🤖 AI Summary
Weather forecasting relies on accurately retrieving the global atmospheric initial state from massive, heterogeneous observational data; however, existing data assimilation methods face bottlenecks in resolution, physical consistency, and task generalizability. This paper introduces the first unified latent-space diffusion framework based on score matching, instantiated as a 1.5-billion-parameter spatiotemporal latent diffusion model pretrained on ERA5 data. The framework enables conditional diffusion sampling to generate globally coherent atmospheric trajectories at 0.25° spatial resolution and 1-hour temporal resolution. Crucially, it adapts—without retraining—to arbitrary observation types and downstream tasks (e.g., reanalysis, filtering, forecasting) while strictly enforcing physical constraints at the global scale. Experimental results demonstrate significantly reduced observational reconstruction error and state-of-the-art short-term forecast accuracy.
📝 Abstract
Deep learning has transformed weather forecasting by improving both its accuracy and computational efficiency. However, before any forecast can begin, weather centers must identify the current atmospheric state from vast amounts of observational data. To address this challenging problem, we introduce Appa, a score-based data assimilation model producing global atmospheric trajectories at 0.25-degree resolution and 1-hour intervals.

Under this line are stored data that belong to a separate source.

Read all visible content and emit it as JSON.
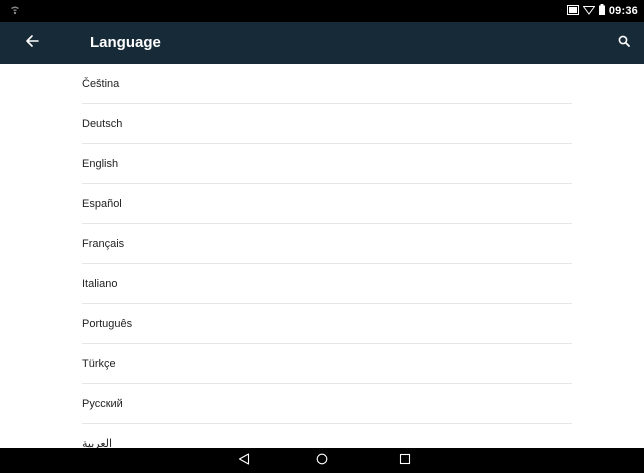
{
  "status_bar": {
    "time": "09:36"
  },
  "app_bar": {
    "title": "Language",
    "back_icon": "arrow-left-icon",
    "search_icon": "search-icon"
  },
  "languages": [
    "Čeština",
    "Deutsch",
    "English",
    "Español",
    "Français",
    "Italiano",
    "Português",
    "Türkçe",
    "Русский",
    "العربية"
  ],
  "nav_bar": {
    "back_icon": "triangle-back-icon",
    "home_icon": "circle-home-icon",
    "recents_icon": "square-recents-icon"
  },
  "colors": {
    "app_bar": "#172a37",
    "status_bar": "#000000",
    "divider": "#e6e6e6"
  }
}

Powered by a 1.5B-parameter spatio-temporal latent diffusion model trained on ERA5 reanalysis data, Appa can be conditioned on any type of observations to infer the posterior distribution of plausible state trajectories, without retraining. Our unified probabilistic framework flexibly tackles multiple inference tasks -- reanalysis, filtering, and forecasting -- using the same model, eliminating the need for task-specific architectures or training procedures. Experiments demonstrate physical consistency on a global scale and good reconstructions from observations, while showing competitive forecasting skills. Our results establish latent score-based data assimilation as a promising foundation for future global atmospheric modeling systems.